I am not a stellar cook, merely an adequate one. My cheesy whipped potatoes are beloved by my family, and I can do a decent job on chicken, and I am renowned among my friends for my frosted mint brownies. (Oh, and I have made croissants. From scratch.) I love making new potatoes with garlic, and broccoli, but also use a lot of convenience foods. I do make a very nice Thanksgiving dinner, however.

And I can multitask like nobody's business. Take tonight.

It was not a usual dinner: I was not eating, the teenager was not home. Unlike, my usual practice in such cases, which is to say, "Guess you guys are on your own, aren't you?," I agreed to act as short order cook. My husband had spent the day tromping through mud and rain shooting imaginary bears*, my nine-year-old was recovering from being sick, and since I was making food for them I agreed to make the other pre-teen something. I told everyone I would make what they wanted for dinner.

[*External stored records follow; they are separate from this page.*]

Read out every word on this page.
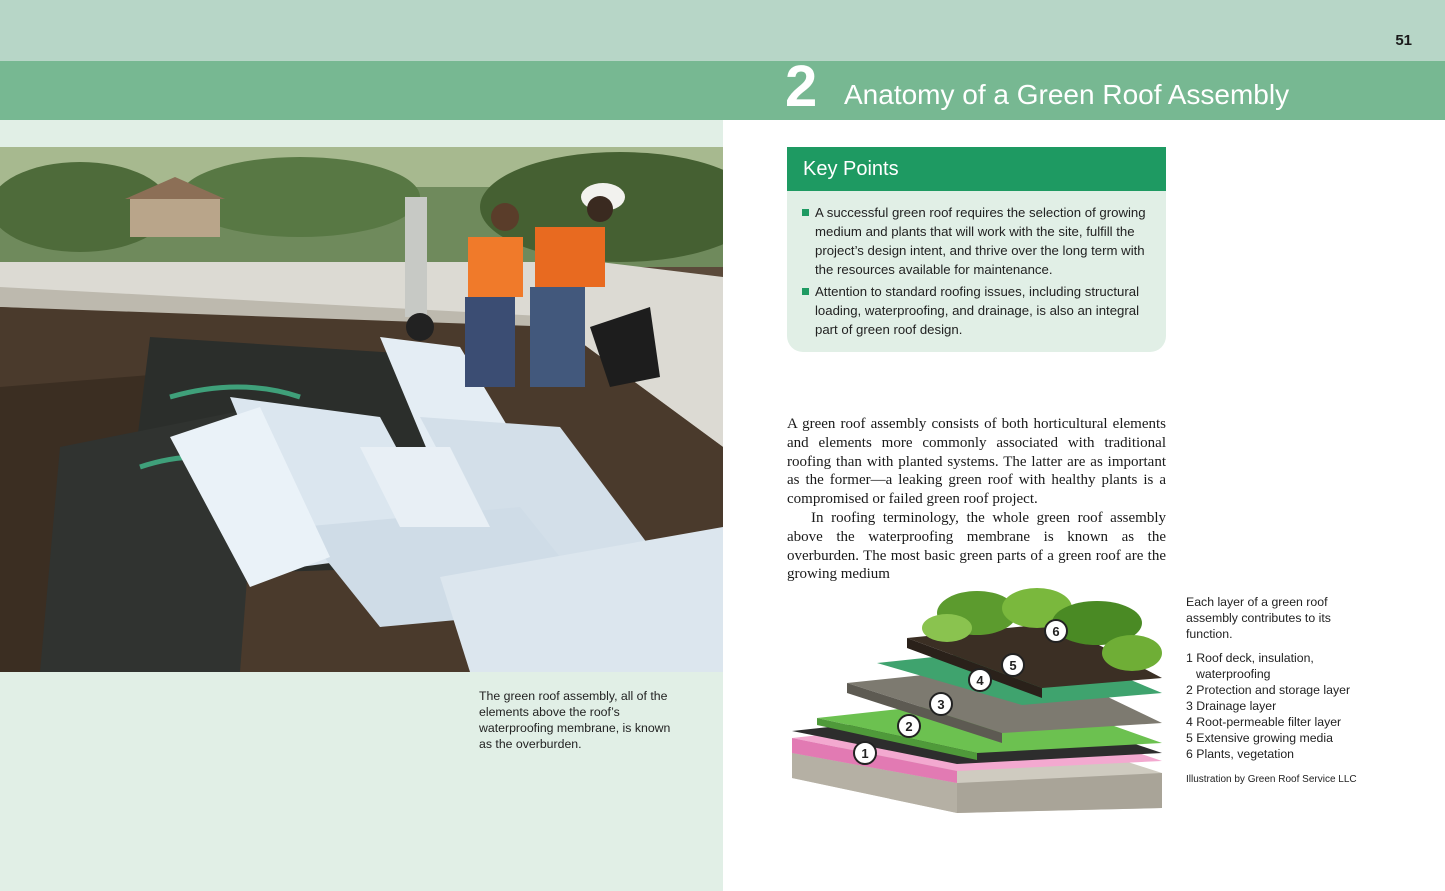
51
2 Anatomy of a Green Roof Assembly
The green roof assembly, all of the elements above the roof’s waterproofing membrane, is known as the overburden.
Key Points
A successful green roof requires the selection of growing medium and plants that will work with the site, fulfill the project’s design intent, and thrive over the long term with the resources available for maintenance.
Attention to standard roofing issues, including structural loading, waterproofing, and drainage, is also an integral part of green roof design.

A green roof assembly consists of both horticultural elements and elements more commonly associated with traditional roofing than with planted systems. The latter are as important as the former—a leaking green roof with healthy plants is a compromised or failed green roof project.

In roofing terminology, the whole green roof assembly above the waterproofing membrane is known as the overburden. The most basic green parts of a green roof are the growing medium

1
2
3
4
5
6

Each layer of a green roof assembly contributes to its function.

1 Roof deck, insulation, waterproofing
2 Protection and storage layer
3 Drainage layer
4 Root-permeable filter layer
5 Extensive growing media
6 Plants, vegetation
Illustration by Green Roof Service LLC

Things went down something like this:

Place chicken patty in microwave, turn on. Put water and salt in pan for grits. Put skillet on burner, preheat for potstickers, add oil. Get eggs and two kinds of cheese out of fridge. Remove chicken patty from microwave, place on bread, place in toaster oven with slice of Tillamook sharp cheddar cheese -- set on "toast". Put frozen potstickers in skillet, cook for two minutes. Place omelette pan on burner, preheat. Add grits to boiling water. Add one cup water to potstickers, cover, set timer for eight minutes. Stir grits again. Add butter to omelette pan, beat eggs, season, pour into omelette pan. Plate chicken patty sandwich with yogurt. Stir grits. Add cheese -- shredded cheddar/jack blend (yes, I buy the big bags from Costco) and grated parmesan/asiago (no, I grate my own) -- to omelette. Stir grits. Flip & plate omelette. Plate grits next to omelette, with butter and cheese. Remove potstickers from heat. Plate, and explain to child that he really does need to eat something other than just potstickers for dinner -- maybe some yogurt?

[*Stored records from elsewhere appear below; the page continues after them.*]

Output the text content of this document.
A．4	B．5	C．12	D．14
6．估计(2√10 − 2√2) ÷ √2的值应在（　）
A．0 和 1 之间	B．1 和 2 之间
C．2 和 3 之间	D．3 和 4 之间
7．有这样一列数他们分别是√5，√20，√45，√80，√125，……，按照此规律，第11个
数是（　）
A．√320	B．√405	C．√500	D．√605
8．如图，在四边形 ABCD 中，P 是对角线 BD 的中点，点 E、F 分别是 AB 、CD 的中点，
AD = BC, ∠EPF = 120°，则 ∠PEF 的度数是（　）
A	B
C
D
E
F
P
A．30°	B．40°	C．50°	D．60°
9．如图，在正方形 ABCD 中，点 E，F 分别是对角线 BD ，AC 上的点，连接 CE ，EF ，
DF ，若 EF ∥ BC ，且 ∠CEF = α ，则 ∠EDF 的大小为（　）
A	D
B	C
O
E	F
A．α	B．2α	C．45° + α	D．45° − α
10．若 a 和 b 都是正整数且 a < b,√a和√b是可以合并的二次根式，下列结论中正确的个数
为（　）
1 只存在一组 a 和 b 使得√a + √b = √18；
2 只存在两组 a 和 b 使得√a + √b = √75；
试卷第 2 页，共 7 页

All the while having a conversation with the nine-year-old about the fact that C.S. Lewis and J.R.R. Tolkien were contemporaries and friends.

Total elapsed time: 15 minutes. Okay, so it's convenience and comfort foods, but that's still not shabby. If I hadn't been making the potstickers, I could have done it in ten. And I can do similar feats with real food -- i.e., things with actual vitamin and mineral content.

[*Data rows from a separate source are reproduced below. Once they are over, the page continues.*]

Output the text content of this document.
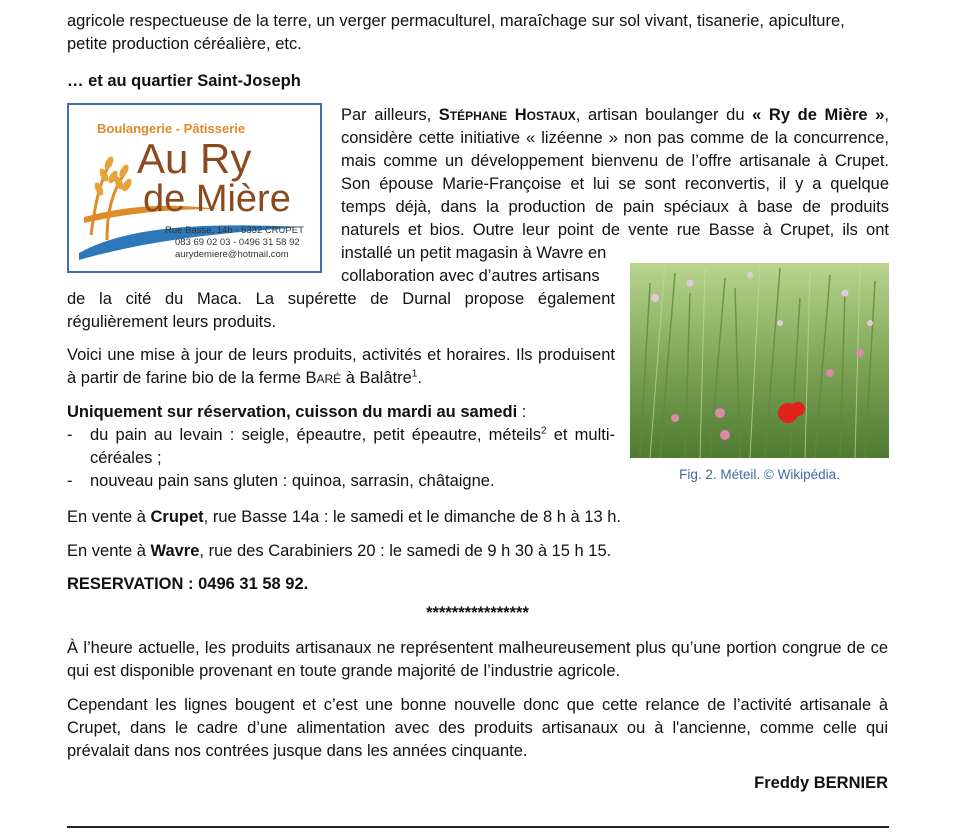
agricole respectueuse de la terre, un verger permaculturel, maraîchage sur sol vivant, tisanerie, apiculture,
petite production céréalière, etc.

… et au quartier Saint-Joseph

Boulangerie - Pâtisserie
Au Ry
de Mière
Rue Basse, 14b - 5332 CRUPET
083 69 02 03 - 0496 31 58 92
aurydemiere@hotmail.com

Par ailleurs, Stéphane Hostaux, artisan boulanger du « Ry de Mière », considère cette initiative « lizéenne » non pas comme de la concurrence, mais comme un développement bienvenu de l’offre artisanale à Crupet. Son épouse Marie-Françoise et lui se sont reconvertis, il y a quelque temps déjà, dans la production de pain spéciaux à base de produits naturels et bios. Outre leur point de vente rue Basse à Crupet, ils ont installé un petit magasin à Wavre en

collaboration avec d’autres artisans

de la cité du Maca. La supérette de Durnal propose également régulièrement leurs produits.

Fig. 2. Méteil. © Wikipédia.

Voici une mise à jour de leurs produits, activités et horaires. Ils produisent à partir de farine bio de la ferme Baré à Balâtre$^1$.

Uniquement sur réservation, cuisson du mardi au samedi :

- du pain au levain : seigle, épeautre, petit épeautre, méteils$^2$ et multi-céréales ;
- nouveau pain sans gluten : quinoa, sarrasin, châtaigne.

En vente à Crupet, rue Basse 14a : le samedi et le dimanche de 8 h à 13 h.

En vente à Wavre, rue des Carabiniers 20 : le samedi de 9 h 30 à 15 h 15.

RESERVATION : 0496 31 58 92.

****************

À l’heure actuelle, les produits artisanaux ne représentent malheureusement plus qu’une portion congrue de ce qui est disponible provenant en toute grande majorité de l’industrie agricole.

Cependant les lignes bougent et c’est une bonne nouvelle donc que cette relance de l’activité artisanale à Crupet, dans le cadre d’une alimentation avec des produits artisanaux ou à l'ancienne, comme celle qui prévalait dans nos contrées jusque dans les années cinquante.

Freddy BERNIER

And you know what? I could have done that with a camera rolling. I've never had to cook under the glare of the spotlights, but I have had to deal with "is it done yet?,""why can't we have tortellini?"(from one child), "but I don't like tortellini"(from another), "do we have to have meat sauce?," "you made what he liked last night, why can't you make what I like tonight?," "Ewwwww garlic," "it's not my night to do the dishes," "Hon, I have to leave in ten minutes," "it's not my night to clear the table," and the ever popular "can I make my own dinner?"

I am Mom. See me multitask.




*Seriously, he was running through the woods shooting imaginary bears; okay, pictures of imaginary bears. All as part of a USGS defense against wild animals course he is required to complete in order to do field work.